Hearts Worth Saving
Helping Those Who Serve Others
On March 3rd, 2012 the Shadows Foundation launched its new division “Hearts Worth Saving”. This program provides free cardiac screenings for firefighters, police and emergency medical services personnel.
Screenings are available throughout the year to accommodate all first responders in Northern Arizona. Summit Fire Department along with deputies from the Coconino County Sheriff’s Department were among the first agencies to take part in the screenings in March of 2012.
The goal of this program is to provide to Northern Arizona First Responders a heart screening and wellness program which includes a comprehensive and personalized plan assessing a variety of heart disease risk markers as well as environmental, genetic, and lifestyle factors that may contribute to heart disease progression.This advanced screening can detect heart conditions in this high risk population which may not show up during annual physicals and other mandatory health and fitness tests.
Emergency Duties and Deaths from Heart Diseases Among Firefighters in the United States
Shadows Foundation “Hearts Worth Saving” program, was created due to the findings of a study done by St. Joseph’s Hospital in Georgia that found firefighters had up to a 300 percent increased risk for heart disease as compared to the general population. As many as one-third of fire fighters had heart disease that was unrelated to traditional risk factors (high blood pressure, high cholesterol, obesity, diabetes & smoking), and 75 percent of heart attacks occurred while on active duty. The study concluded that the increased risk of heart disease was due to the unique combinations of genetics and the firefighter’s work environment.
44 percent of all firefighter deaths were the result of heart attacks or strokes. In contrast internal and head injuries resulted in 27 percent of deaths and suffocation and burns were only 20 percent.
Experts believe that working in fast-paced, high-stress conditions such as burning buildings, dangerous and life-threatening environments, life-saving circumstances and unfamiliar surroundings, along with strenuous physical activity and interrupted sleep and eating patterns can place a large strain on the heart and exacerbate underlying conditions.
If you are a First Responder and would like to participate in the "Hearts Worth Savings" Screening Program please email email@example.com
Inspiration behind “Hearts Worth Saving”
Patrick Burns, a local firefighter, is a prime example of how his genetics and career nearly killed him. In November 2009, while out jogging, Patrick had a heart attack. It was his fellow firefighters at Summit Fire Department and paramedics from Guardian Medical Transport that sped to his rescue. They started life-saving care on Patrick, then quickly transported him to Flagstaff Medical Center. Immediate tests showed Patrick had a critical blockage in one of the arteries in his heart. Interventional cardiologist Omar Wani, M.D., inserted a stent into the artery, allowing the blood to once again flow to the heart – saving Patrick’s heart and his life.
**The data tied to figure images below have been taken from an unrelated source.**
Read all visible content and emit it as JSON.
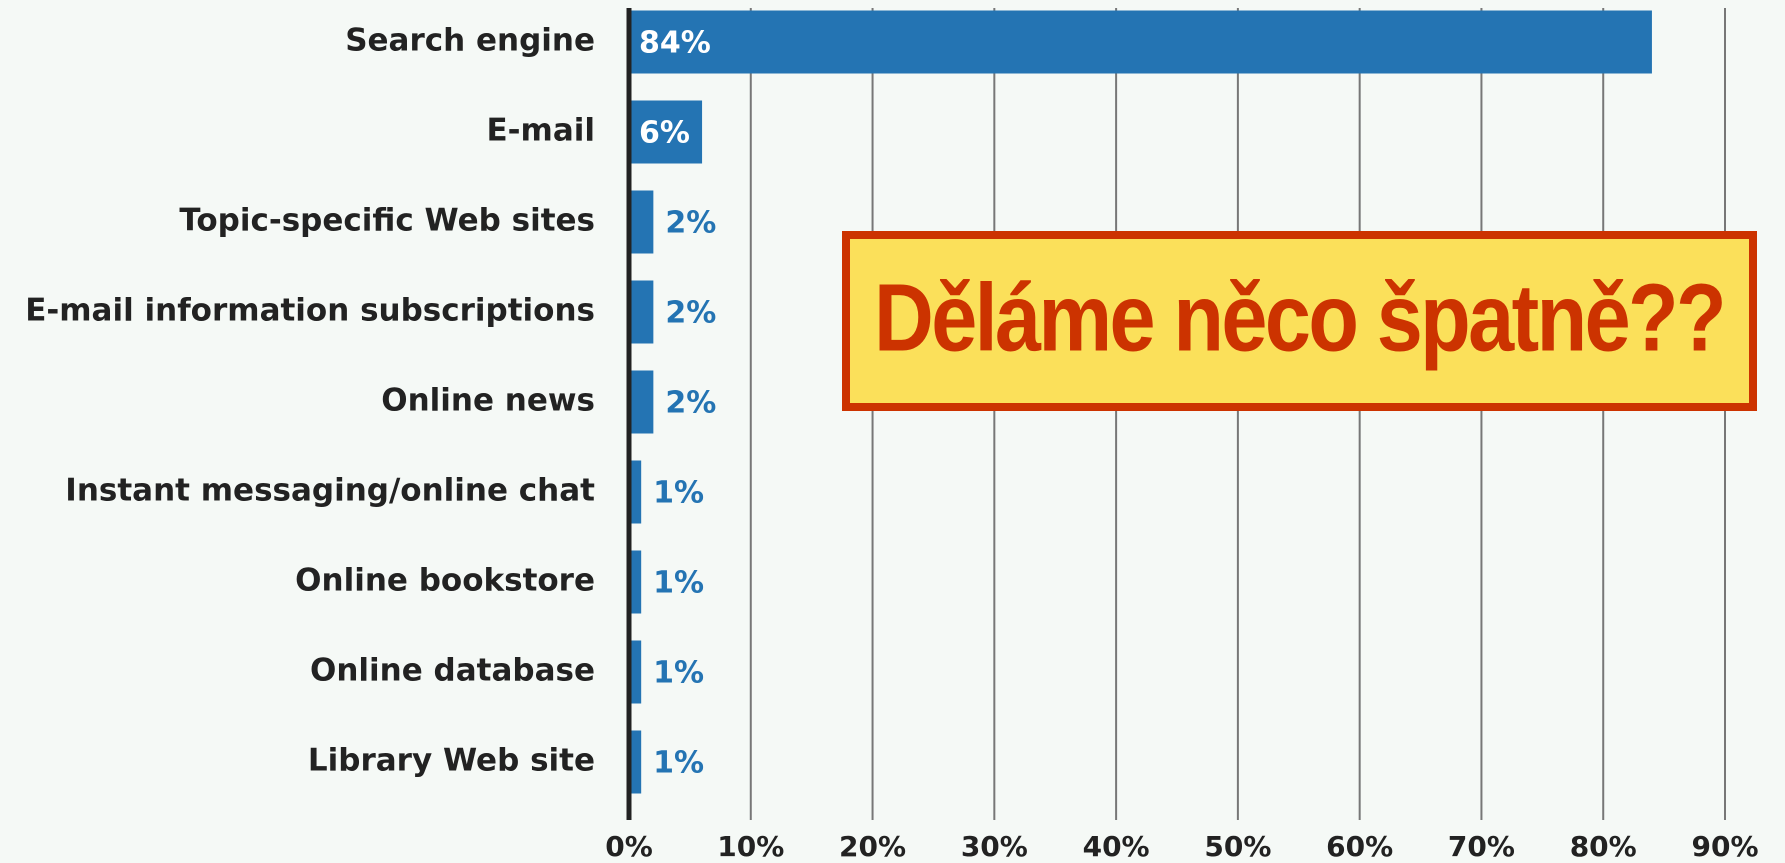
{
  "chart_data": {
    "type": "bar",
    "orientation": "horizontal",
    "categories": [
      "Search engine",
      "E-mail",
      "Topic-specific Web sites",
      "E-mail information subscriptions",
      "Online news",
      "Instant messaging/online chat",
      "Online bookstore",
      "Online database",
      "Library Web site"
    ],
    "values": [
      84,
      6,
      2,
      2,
      2,
      1,
      1,
      1,
      1
    ],
    "value_labels": [
      "84%",
      "6%",
      "2%",
      "2%",
      "2%",
      "1%",
      "1%",
      "1%",
      "1%"
    ],
    "color": "#2474b3",
    "xlim": [
      0,
      90
    ],
    "xticks": [
      {
        "value": 0,
        "label": "0%"
      },
      {
        "value": 10,
        "label": "10%"
      },
      {
        "value": 20,
        "label": "20%"
      },
      {
        "value": 30,
        "label": "30%"
      },
      {
        "value": 40,
        "label": "40%"
      },
      {
        "value": 50,
        "label": "50%"
      },
      {
        "value": 60,
        "label": "60%"
      },
      {
        "value": 70,
        "label": "70%"
      },
      {
        "value": 80,
        "label": "80%"
      },
      {
        "value": 90,
        "label": "90%"
      }
    ],
    "grid": true,
    "annotation": "Děláme něco špatně??"
  }
}
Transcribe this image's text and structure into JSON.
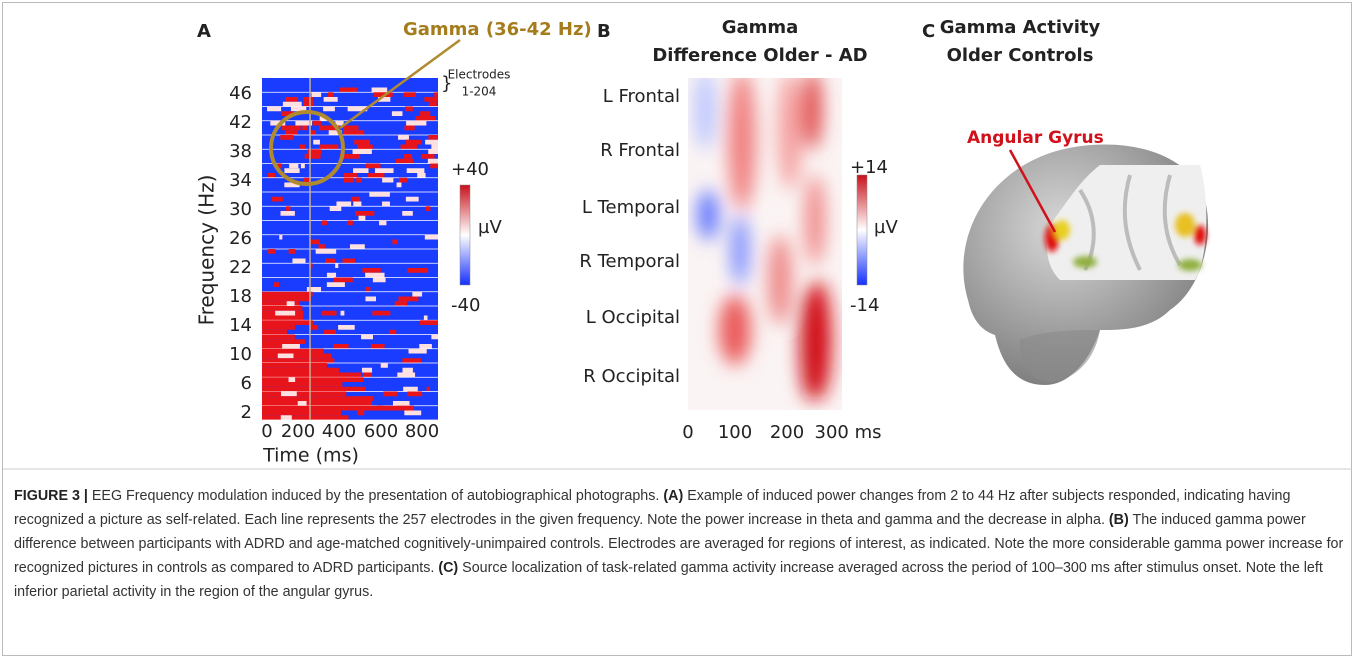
{
  "panel_a": {
    "label": "A",
    "annotation": "Gamma (36-42 Hz)",
    "bracket": "}",
    "electrodes": [
      "Electrodes",
      "1-204"
    ],
    "y_axis_title": "Frequency (Hz)",
    "y_ticks": [
      "46",
      "42",
      "38",
      "34",
      "30",
      "26",
      "22",
      "18",
      "14",
      "10",
      "6",
      "2"
    ],
    "x_ticks": [
      "0",
      "200",
      "400",
      "600",
      "800"
    ],
    "x_axis_title": "Time (ms)",
    "colorbar": {
      "max": "+40",
      "unit": "µV",
      "min": "-40"
    }
  },
  "panel_b": {
    "label": "B",
    "title": [
      "Gamma",
      "Difference Older - AD"
    ],
    "rows": [
      "L Frontal",
      "R Frontal",
      "L Temporal",
      "R Temporal",
      "L Occipital",
      "R Occipital"
    ],
    "x_ticks": [
      "0",
      "100",
      "200",
      "300 ms"
    ],
    "colorbar": {
      "max": "+14",
      "unit": "µV",
      "min": "-14"
    }
  },
  "panel_c": {
    "label": "C",
    "title": [
      "Gamma Activity",
      "Older Controls"
    ],
    "annotation": "Angular Gyrus"
  },
  "caption": [
    "FIGURE 3 |",
    " EEG Frequency modulation induced by the presentation of autobiographical photographs. ",
    "(A)",
    " Example of induced power changes from 2 to 44 Hz after subjects responded, indicating having recognized a picture as self-related. Each line represents the 257 electrodes in the given frequency. Note the power increase in theta and gamma and the decrease in alpha. ",
    "(B)",
    " The induced gamma power difference between participants with ADRD and age-matched cognitively-unimpaired controls. Electrodes are averaged for regions of interest, as indicated. Note the more considerable gamma power increase for recognized pictures in controls as compared to ADRD participants. ",
    "(C)",
    " Source localization of task-related gamma activity increase averaged across the period of 100–300 ms after stimulus onset. Note the left inferior parietal activity in the region of the angular gyrus."
  ]
}
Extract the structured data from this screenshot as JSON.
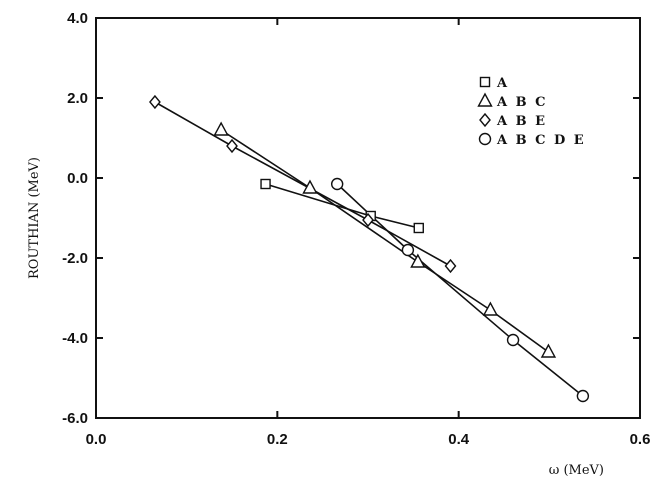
{
  "chart_data": {
    "type": "line",
    "title": "",
    "xlabel": "ω (MeV)",
    "ylabel": "ROUTHIAN (MeV)",
    "xlim": [
      0.0,
      0.6
    ],
    "ylim": [
      -6.0,
      4.0
    ],
    "x_ticks": [
      0.0,
      0.2,
      0.4,
      0.6
    ],
    "y_ticks": [
      4.0,
      2.0,
      0.0,
      -2.0,
      -4.0,
      -6.0
    ],
    "x_tick_labels": [
      "0.0",
      "0.2",
      "0.4",
      "0.6"
    ],
    "y_tick_labels": [
      "4.0",
      "2.0",
      "0.0",
      "-2.0",
      "-4.0",
      "-6.0"
    ],
    "grid": false,
    "legend_position": "top-right",
    "series": [
      {
        "name": "A",
        "marker": "square",
        "x": [
          0.187,
          0.303,
          0.356
        ],
        "y": [
          -0.15,
          -0.95,
          -1.25
        ]
      },
      {
        "name": "A B C",
        "marker": "triangle",
        "x": [
          0.138,
          0.236,
          0.355,
          0.435,
          0.499
        ],
        "y": [
          1.2,
          -0.25,
          -2.1,
          -3.3,
          -4.35
        ]
      },
      {
        "name": "A B E",
        "marker": "diamond",
        "x": [
          0.065,
          0.15,
          0.3,
          0.391
        ],
        "y": [
          1.9,
          0.8,
          -1.05,
          -2.2
        ]
      },
      {
        "name": "A B C D E",
        "marker": "circle",
        "x": [
          0.266,
          0.344,
          0.46,
          0.537
        ],
        "y": [
          -0.15,
          -1.8,
          -4.05,
          -5.45
        ]
      }
    ]
  }
}
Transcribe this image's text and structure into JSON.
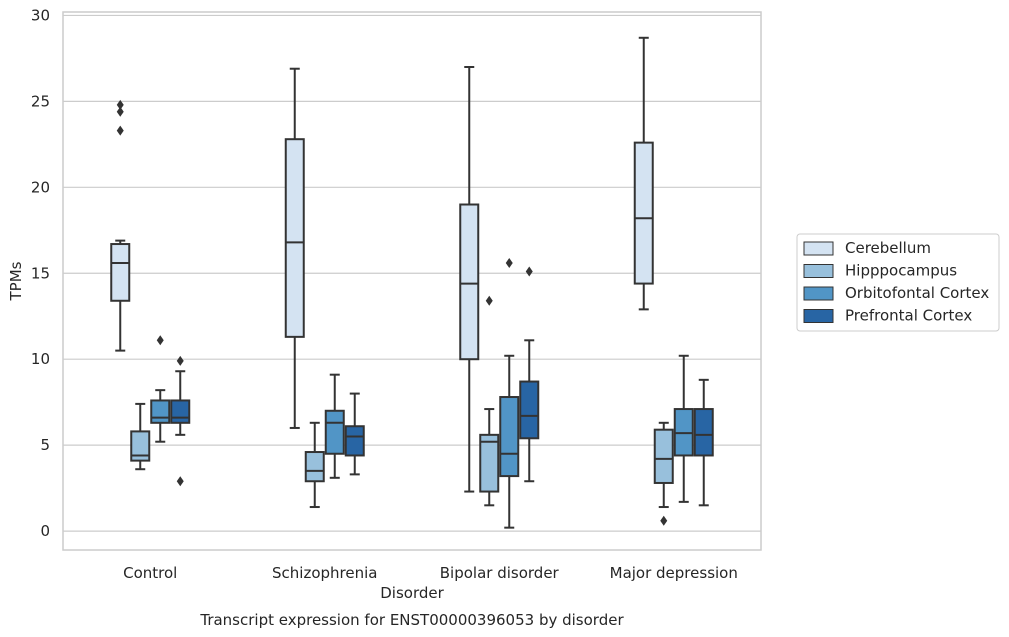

Further tests revealed that Patrick was at a high risk of having a heart attack, even though he was young, strong, healthy and had just passed his firefighter’s physical and stress test. What Patrick didn’t know was that his family history of heart disease and the stress of being a firefighter was a ticking time bomb. For Patrick, it wasn’t a matter of if he would have a heart attack, but when.
Since that day, Patrick has become an advocate for advanced heart screenings for all first responders. Patrick contacted the Shadows Foundation and along with Vicki Burton developed the Hearts Worth Saving Program.